Optimal Slicing of mmWave Micro Base Stations for 5G and Beyond

Abstract

5G and beyond 5G mobile networks are expected to cater to diverse needs by efficiently allocating network resources based on demand. Network slicing is a fundamental approach that involves segregating and allocating network resources distinctly to a group of users based on their individual needs, and it is widely recognized as an essential concept that caters to various requirements. Allocating such slices will encounter conflicting requests, and effectively implementing network slicing presents multiple challenges. Effective network slicing necessitates efficient management of priority levels among diverse slices. Network slicing necessitates efficient management of priority levels across various slices, specifically focusing on three distinctive categories: Ultra-Reliable Low Latency Communications (URLLC), enhanced Mobile Broadband (eMBB), and massive Machine Type Communications (mMTC).

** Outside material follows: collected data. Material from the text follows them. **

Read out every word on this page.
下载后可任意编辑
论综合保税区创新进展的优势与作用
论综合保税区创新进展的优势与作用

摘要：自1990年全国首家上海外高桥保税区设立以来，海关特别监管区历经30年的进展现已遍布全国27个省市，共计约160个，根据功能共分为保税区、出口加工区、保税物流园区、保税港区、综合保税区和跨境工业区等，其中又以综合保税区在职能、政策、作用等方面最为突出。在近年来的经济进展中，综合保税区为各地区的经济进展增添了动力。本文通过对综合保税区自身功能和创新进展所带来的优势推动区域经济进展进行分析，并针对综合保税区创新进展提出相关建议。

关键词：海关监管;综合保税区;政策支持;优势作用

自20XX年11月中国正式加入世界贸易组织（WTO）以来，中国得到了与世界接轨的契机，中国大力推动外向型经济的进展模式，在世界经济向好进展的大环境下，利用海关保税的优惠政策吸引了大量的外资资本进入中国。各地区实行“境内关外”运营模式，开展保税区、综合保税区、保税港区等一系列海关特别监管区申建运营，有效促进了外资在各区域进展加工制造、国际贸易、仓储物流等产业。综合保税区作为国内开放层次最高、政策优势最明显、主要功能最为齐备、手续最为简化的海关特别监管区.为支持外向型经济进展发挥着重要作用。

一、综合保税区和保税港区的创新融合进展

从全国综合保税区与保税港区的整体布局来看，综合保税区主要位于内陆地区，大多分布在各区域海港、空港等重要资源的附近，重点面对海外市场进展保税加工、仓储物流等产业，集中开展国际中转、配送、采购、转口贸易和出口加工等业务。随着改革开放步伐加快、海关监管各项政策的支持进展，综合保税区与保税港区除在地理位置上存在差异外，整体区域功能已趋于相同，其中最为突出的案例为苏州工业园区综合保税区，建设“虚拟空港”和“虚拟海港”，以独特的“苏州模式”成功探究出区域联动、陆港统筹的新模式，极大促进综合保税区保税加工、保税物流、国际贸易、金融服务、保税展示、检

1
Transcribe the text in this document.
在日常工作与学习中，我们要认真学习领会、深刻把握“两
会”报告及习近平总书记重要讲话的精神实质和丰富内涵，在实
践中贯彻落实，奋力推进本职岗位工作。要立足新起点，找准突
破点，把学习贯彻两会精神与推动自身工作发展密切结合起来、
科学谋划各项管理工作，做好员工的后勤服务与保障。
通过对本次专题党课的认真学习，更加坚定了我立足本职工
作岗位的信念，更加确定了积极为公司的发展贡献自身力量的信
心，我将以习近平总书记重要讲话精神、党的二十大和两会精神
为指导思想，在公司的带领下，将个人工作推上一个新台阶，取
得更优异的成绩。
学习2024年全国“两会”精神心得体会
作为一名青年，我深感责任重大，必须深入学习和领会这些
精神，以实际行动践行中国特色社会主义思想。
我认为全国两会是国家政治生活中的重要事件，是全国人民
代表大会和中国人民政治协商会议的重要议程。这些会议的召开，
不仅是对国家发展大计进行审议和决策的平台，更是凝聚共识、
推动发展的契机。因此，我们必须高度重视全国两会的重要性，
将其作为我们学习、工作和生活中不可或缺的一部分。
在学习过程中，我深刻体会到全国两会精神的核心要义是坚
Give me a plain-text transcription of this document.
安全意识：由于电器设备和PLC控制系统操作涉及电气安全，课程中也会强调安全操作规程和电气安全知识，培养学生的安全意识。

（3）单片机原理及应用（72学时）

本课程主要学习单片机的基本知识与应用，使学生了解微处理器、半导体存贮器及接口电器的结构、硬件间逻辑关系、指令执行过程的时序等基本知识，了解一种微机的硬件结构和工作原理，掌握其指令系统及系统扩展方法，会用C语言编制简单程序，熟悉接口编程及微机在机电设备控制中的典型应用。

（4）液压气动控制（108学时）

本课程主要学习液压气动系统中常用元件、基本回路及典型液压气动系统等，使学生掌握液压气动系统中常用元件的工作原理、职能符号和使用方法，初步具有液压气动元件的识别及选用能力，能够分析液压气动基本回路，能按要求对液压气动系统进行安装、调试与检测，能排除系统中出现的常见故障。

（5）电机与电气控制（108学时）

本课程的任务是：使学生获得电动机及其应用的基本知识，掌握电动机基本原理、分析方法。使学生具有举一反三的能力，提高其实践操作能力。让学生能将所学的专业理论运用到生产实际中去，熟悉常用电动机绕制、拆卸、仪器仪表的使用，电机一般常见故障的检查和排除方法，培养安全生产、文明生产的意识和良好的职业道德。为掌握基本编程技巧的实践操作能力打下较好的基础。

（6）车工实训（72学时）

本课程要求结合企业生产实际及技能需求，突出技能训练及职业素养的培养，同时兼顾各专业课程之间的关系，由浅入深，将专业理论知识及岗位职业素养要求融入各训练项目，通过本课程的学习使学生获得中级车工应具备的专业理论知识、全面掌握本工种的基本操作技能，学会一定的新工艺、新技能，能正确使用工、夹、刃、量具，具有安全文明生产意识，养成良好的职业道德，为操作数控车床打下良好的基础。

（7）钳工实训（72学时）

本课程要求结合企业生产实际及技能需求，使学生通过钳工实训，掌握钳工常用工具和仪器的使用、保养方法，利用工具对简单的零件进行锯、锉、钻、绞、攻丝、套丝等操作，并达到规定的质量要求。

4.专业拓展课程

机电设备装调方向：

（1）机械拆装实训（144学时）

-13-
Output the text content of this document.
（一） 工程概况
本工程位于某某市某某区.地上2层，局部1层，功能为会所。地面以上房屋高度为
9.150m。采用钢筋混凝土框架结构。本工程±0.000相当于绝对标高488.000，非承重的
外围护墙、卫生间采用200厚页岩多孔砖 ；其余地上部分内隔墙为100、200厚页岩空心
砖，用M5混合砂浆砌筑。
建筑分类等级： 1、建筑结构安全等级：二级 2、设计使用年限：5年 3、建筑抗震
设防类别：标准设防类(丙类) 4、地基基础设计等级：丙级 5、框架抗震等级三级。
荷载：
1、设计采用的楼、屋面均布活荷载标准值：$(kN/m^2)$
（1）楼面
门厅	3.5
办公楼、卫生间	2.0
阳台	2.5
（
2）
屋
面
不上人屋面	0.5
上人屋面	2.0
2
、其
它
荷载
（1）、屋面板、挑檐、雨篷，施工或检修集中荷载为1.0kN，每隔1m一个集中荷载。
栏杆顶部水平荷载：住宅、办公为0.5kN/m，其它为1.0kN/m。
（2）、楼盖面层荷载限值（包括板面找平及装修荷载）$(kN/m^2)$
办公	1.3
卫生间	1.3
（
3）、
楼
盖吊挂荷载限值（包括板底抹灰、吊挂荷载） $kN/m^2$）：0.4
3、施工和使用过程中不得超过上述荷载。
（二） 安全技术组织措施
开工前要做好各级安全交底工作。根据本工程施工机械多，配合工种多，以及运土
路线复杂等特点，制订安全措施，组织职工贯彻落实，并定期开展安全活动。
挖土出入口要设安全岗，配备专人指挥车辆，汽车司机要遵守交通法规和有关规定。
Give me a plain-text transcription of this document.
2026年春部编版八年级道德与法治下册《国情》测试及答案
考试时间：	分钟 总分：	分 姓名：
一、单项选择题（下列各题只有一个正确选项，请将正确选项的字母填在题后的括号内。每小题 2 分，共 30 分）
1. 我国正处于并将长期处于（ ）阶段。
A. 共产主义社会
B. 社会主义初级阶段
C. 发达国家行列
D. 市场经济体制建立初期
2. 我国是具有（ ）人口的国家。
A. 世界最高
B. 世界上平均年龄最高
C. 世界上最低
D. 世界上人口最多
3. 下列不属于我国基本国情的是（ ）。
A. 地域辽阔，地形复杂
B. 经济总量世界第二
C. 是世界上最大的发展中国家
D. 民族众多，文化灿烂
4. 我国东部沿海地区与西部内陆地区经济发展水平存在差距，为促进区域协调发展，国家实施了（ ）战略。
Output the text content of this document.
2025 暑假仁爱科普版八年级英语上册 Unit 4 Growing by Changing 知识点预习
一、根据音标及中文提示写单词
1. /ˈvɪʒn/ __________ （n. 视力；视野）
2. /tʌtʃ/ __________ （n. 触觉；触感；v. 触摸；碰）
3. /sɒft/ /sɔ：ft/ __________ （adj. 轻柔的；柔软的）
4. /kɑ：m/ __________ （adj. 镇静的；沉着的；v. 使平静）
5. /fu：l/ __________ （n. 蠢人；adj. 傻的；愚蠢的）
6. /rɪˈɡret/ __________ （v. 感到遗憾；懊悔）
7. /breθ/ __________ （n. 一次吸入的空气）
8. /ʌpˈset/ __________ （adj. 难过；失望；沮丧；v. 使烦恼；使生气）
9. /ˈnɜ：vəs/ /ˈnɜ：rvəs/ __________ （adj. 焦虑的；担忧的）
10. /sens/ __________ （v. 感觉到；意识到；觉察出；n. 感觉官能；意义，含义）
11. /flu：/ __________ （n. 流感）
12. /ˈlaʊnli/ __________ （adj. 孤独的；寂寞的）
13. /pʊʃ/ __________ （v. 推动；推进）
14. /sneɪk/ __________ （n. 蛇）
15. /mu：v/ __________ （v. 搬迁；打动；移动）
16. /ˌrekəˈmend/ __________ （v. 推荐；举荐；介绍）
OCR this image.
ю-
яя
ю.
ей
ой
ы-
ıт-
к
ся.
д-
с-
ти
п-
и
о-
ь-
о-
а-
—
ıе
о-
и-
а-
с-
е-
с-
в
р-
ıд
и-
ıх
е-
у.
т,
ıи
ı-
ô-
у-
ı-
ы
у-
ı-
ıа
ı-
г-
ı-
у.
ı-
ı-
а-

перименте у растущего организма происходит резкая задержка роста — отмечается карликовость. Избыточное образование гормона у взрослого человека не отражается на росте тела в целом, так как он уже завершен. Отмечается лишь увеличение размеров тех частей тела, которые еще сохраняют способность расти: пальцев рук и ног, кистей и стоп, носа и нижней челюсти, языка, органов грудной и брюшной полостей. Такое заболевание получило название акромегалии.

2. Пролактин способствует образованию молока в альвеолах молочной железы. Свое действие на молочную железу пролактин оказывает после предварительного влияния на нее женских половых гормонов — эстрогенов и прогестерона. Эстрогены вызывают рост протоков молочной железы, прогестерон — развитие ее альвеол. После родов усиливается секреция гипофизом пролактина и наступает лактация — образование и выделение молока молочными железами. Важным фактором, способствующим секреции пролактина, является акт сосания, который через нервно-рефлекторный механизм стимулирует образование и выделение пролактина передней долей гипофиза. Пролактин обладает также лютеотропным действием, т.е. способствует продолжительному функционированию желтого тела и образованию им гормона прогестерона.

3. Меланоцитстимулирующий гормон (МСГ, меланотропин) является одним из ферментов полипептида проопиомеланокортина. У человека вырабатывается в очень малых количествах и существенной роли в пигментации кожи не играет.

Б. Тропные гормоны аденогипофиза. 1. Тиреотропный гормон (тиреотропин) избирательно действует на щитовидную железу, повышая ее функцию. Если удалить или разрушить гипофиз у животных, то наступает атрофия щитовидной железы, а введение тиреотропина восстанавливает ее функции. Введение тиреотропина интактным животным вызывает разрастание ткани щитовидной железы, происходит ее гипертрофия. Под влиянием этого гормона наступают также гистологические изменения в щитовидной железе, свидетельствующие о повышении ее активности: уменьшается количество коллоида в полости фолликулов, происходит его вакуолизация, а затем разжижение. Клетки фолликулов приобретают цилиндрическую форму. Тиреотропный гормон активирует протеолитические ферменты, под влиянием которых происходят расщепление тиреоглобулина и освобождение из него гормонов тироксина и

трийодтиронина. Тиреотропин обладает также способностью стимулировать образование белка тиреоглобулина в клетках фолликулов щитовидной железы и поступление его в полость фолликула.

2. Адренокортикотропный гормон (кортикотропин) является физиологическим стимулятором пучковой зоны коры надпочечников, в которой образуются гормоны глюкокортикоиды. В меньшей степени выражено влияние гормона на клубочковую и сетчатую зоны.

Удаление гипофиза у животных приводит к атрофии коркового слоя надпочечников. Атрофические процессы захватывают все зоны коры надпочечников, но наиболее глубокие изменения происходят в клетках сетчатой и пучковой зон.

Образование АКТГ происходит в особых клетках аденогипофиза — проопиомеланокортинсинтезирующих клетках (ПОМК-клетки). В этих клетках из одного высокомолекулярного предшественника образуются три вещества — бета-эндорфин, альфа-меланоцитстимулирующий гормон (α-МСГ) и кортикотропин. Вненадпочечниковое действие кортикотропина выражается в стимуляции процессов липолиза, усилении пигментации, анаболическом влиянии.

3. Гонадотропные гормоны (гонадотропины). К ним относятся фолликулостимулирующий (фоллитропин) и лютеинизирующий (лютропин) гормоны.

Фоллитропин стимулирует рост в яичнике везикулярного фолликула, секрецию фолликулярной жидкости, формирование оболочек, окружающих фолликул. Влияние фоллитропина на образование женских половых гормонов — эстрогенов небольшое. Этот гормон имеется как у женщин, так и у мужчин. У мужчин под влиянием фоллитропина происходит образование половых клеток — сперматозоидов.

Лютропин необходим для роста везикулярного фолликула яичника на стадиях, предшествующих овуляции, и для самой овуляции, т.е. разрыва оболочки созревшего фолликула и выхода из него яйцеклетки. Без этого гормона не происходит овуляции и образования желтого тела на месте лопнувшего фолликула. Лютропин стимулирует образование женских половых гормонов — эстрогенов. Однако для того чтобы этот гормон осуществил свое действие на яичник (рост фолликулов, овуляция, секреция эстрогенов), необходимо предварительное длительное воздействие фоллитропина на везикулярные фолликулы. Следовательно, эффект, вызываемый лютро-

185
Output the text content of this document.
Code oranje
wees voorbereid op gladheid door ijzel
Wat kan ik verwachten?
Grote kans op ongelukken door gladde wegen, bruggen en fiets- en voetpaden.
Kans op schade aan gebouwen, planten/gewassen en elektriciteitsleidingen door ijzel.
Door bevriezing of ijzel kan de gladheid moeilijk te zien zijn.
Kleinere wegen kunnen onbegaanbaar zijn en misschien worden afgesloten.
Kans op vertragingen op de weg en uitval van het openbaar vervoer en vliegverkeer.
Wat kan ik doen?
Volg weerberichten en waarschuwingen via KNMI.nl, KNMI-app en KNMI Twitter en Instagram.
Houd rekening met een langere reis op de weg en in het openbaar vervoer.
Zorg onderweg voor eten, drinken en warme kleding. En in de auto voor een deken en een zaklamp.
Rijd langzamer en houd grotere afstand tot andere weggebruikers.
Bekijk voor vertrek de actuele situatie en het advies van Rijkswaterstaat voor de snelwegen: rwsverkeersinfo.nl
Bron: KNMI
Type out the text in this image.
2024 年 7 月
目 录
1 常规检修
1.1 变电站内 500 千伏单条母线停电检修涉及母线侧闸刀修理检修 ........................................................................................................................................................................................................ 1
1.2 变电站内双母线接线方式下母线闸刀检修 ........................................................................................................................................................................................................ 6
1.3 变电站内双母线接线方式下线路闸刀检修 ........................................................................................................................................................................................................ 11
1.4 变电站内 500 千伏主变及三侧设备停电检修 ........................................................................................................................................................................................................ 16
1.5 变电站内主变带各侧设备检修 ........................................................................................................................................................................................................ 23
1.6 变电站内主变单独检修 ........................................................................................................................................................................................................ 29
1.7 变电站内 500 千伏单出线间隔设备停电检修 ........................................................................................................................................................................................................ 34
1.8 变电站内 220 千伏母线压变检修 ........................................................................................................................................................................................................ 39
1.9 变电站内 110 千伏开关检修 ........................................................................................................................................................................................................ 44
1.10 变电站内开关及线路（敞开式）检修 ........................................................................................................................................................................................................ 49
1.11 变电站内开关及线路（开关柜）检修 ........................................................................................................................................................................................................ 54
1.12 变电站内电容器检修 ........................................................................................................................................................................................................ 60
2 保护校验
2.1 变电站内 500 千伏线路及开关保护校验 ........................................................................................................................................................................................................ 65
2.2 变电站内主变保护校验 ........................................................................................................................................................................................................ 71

This paper proposes an optimization framework utilizing a Mixed Integer Linear Program (MILP) to allocate network resources for multiple slices efficiently. Our framework aims to maximize user satisfaction while ensuring that the specific requirements of each slice are met. We categorize the slices into three priority levels: the URLLC slice holds the highest priority, followed by the eMBB slice, and finally, the mMTC slice receives the least priority. By leveraging our proposed MILP-based approach, we dynamically assign network resources to different slices, considering their priority levels. This allocation strategy enables us to optimize resource utilization and effectively meet the diverse demands of users across various slices. Our framework provides a balance between meeting the stringent requirements of the URLLC slice, delivering high-quality services to the eMBB slice, and accommodating the massive connectivity needs of the mMTC slice.